Time Magazine reports that Senator Majority Leader Harry Reid doesn’t think they can get health care reform done in 2009:
Still struggling to line up the 60 votes that are needed to overcome a potential filibuster of health care reform, Senate majority leader Harry Reid sent a strong signal on Tuesday that President Obama is unlikely to be signing his top domestic priority into law this year, as Democrats had hoped.
Is it a coincidence that this statement came out on election day, as Democrat gubernatorial candidates were getting pounded in the swing states of Virginia and New Jersey? Probably not.
This piece in the Washington Post is a good example of conventional wisdom: No, it’s not a referendum on the President personally, but this election does suggest that those voters who supported Obama aren’t as excited to support the generic Congressional Democrat, and that many are alarmed by some of the policies being pushed in Washington today.
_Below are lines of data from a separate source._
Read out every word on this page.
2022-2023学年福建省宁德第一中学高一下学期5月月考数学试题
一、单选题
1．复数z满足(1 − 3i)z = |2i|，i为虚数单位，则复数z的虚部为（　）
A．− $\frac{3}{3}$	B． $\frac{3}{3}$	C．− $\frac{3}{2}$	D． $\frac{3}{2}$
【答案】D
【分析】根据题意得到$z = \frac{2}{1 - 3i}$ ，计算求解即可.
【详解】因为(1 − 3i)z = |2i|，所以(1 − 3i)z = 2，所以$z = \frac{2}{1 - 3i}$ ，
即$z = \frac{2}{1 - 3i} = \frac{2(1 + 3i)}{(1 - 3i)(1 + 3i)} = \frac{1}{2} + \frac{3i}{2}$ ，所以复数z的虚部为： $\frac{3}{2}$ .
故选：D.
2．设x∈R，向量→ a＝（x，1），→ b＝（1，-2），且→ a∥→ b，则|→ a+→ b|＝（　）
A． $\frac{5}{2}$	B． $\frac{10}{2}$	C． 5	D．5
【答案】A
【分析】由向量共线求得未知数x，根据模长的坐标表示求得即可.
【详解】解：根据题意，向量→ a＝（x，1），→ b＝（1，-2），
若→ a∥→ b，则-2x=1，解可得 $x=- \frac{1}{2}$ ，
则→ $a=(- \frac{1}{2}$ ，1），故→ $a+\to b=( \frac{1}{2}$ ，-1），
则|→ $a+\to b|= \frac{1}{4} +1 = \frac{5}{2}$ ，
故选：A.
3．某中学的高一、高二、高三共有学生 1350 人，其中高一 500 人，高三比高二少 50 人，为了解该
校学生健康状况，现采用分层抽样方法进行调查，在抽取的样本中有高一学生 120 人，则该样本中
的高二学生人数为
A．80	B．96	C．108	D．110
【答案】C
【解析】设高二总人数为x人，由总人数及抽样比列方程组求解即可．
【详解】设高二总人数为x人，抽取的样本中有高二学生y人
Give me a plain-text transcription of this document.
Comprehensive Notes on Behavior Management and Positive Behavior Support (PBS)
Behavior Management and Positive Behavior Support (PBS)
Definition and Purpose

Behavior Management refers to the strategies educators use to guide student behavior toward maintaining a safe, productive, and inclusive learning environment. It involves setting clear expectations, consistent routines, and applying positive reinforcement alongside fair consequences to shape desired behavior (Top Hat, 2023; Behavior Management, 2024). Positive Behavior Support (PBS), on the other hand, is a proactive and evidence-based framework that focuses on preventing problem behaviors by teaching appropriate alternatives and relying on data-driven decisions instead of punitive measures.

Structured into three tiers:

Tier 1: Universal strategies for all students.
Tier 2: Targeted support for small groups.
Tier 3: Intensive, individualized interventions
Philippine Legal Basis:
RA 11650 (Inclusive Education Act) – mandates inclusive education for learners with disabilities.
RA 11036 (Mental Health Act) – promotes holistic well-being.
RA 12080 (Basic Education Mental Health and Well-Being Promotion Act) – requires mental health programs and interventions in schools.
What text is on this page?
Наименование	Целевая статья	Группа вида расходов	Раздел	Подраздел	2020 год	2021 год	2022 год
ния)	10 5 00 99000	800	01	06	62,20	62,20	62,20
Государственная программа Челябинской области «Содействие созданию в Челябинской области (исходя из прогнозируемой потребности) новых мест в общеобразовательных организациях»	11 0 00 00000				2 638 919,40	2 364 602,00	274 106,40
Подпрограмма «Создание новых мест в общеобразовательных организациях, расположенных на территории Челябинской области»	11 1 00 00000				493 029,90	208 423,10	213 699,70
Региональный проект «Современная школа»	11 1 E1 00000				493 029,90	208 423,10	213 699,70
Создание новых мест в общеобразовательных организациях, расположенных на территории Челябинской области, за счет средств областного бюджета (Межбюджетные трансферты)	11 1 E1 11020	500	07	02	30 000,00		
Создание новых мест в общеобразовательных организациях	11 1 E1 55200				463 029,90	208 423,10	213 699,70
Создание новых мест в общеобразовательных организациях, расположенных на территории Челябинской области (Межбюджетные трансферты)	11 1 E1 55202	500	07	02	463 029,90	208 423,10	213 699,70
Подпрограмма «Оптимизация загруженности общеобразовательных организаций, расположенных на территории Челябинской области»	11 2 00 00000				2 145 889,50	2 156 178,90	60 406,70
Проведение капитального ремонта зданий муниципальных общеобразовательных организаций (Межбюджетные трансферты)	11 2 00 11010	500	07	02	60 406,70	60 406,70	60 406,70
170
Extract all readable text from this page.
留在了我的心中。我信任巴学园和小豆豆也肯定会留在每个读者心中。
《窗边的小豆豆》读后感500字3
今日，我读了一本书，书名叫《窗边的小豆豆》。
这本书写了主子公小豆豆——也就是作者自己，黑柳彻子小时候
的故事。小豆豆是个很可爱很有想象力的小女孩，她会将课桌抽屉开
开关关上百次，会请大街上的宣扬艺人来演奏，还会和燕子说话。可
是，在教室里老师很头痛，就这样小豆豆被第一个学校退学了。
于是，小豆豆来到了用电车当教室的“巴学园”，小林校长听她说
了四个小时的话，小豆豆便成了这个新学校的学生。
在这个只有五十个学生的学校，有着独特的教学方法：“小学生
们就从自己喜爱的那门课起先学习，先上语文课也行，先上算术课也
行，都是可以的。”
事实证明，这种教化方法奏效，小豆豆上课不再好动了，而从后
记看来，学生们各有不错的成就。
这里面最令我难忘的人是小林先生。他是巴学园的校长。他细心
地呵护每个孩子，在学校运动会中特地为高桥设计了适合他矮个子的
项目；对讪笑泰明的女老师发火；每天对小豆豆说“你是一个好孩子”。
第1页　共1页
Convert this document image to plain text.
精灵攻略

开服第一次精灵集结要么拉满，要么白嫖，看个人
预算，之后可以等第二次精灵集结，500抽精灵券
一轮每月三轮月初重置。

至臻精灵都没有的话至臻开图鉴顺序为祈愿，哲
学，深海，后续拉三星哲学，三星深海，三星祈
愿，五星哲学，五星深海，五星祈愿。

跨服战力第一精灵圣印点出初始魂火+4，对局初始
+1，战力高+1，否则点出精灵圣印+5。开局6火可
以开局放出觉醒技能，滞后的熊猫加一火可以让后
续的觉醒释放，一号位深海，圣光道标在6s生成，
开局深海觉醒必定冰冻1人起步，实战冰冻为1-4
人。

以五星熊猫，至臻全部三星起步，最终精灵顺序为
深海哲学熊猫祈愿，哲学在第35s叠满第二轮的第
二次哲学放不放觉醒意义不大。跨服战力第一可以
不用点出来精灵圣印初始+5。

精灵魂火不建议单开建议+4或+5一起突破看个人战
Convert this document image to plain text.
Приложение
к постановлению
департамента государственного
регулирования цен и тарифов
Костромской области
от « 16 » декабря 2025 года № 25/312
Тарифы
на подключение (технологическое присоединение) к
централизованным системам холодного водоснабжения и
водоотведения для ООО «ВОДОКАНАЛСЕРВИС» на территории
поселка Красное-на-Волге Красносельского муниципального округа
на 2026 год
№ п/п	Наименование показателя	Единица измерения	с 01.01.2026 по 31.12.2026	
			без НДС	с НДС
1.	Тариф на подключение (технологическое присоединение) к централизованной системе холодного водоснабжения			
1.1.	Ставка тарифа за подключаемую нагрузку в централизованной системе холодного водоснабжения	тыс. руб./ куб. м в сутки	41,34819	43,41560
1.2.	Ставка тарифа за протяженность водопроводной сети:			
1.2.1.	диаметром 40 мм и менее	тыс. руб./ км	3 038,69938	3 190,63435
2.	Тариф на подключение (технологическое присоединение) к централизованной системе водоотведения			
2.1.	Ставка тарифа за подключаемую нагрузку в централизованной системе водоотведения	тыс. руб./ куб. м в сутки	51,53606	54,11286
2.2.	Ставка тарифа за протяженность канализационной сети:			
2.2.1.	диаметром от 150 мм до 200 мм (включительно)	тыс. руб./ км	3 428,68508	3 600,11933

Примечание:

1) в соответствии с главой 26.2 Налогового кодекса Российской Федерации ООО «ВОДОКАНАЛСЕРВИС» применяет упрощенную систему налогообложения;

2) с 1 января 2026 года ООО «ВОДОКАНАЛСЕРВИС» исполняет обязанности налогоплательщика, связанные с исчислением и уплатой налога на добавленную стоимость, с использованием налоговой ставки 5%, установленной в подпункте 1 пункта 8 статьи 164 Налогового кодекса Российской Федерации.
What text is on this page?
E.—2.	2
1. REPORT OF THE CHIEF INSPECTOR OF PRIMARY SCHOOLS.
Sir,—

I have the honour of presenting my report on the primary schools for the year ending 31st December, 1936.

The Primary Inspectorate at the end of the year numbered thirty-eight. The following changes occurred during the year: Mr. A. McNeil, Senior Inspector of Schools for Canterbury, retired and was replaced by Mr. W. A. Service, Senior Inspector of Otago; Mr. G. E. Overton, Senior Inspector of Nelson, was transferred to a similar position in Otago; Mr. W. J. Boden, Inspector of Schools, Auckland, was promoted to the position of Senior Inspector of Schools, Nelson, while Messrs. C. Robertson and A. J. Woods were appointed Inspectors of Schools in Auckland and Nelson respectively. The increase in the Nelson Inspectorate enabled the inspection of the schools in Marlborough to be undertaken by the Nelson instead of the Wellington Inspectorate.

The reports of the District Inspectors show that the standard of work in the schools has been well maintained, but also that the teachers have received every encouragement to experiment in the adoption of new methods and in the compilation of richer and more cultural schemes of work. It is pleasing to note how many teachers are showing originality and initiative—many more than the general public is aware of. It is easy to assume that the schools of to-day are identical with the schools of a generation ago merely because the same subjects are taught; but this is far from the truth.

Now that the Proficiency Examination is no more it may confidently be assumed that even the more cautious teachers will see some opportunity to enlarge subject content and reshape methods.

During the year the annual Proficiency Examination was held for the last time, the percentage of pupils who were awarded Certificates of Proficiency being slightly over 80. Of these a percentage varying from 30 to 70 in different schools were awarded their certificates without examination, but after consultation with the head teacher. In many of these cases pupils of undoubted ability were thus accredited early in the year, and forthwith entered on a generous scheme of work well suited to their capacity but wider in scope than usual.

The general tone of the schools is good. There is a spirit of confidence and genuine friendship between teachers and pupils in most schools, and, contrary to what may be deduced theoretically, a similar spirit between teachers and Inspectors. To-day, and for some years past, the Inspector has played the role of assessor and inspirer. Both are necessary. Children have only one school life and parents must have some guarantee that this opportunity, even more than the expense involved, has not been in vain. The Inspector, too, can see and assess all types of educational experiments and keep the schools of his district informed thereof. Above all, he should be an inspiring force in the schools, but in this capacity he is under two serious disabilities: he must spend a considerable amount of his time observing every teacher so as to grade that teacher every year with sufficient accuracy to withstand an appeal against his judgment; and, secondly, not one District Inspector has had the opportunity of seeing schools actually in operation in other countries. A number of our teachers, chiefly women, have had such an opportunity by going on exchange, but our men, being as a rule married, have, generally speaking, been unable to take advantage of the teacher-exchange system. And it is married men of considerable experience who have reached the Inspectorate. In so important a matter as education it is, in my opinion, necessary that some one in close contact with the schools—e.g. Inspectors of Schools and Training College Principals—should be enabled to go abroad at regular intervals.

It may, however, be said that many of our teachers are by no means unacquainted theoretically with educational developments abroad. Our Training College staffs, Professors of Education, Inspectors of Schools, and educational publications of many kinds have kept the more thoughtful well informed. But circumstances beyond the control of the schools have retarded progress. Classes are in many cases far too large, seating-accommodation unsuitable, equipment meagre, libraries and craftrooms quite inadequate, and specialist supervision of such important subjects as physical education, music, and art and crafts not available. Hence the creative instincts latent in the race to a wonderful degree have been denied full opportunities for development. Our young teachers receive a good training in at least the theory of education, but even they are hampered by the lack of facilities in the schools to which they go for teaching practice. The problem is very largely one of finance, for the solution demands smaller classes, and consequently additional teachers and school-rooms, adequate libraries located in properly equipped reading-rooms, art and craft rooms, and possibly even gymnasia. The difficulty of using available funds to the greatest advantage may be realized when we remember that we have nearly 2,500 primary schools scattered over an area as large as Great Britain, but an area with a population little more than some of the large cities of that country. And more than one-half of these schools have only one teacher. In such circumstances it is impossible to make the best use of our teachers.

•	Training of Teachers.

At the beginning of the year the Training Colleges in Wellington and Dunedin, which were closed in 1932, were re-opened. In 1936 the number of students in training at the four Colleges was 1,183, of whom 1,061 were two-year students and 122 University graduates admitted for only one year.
It’s that last point that really matters. Pundits can revisit what, if anything, this election says about 2010, but what many of us are more focused on what it means for today’s health care debate. And though I’m sure the Democrats and their friends in much of the press will try to spin it otherwise, I don’t know how this election can be seen as anything other than a warning to vulnerable Democrats. Voters don’t want a trillion dollar government take over of health care (see our poll) and if you follow the lead of Speaker Pelosi, you may pay a big price this time next year.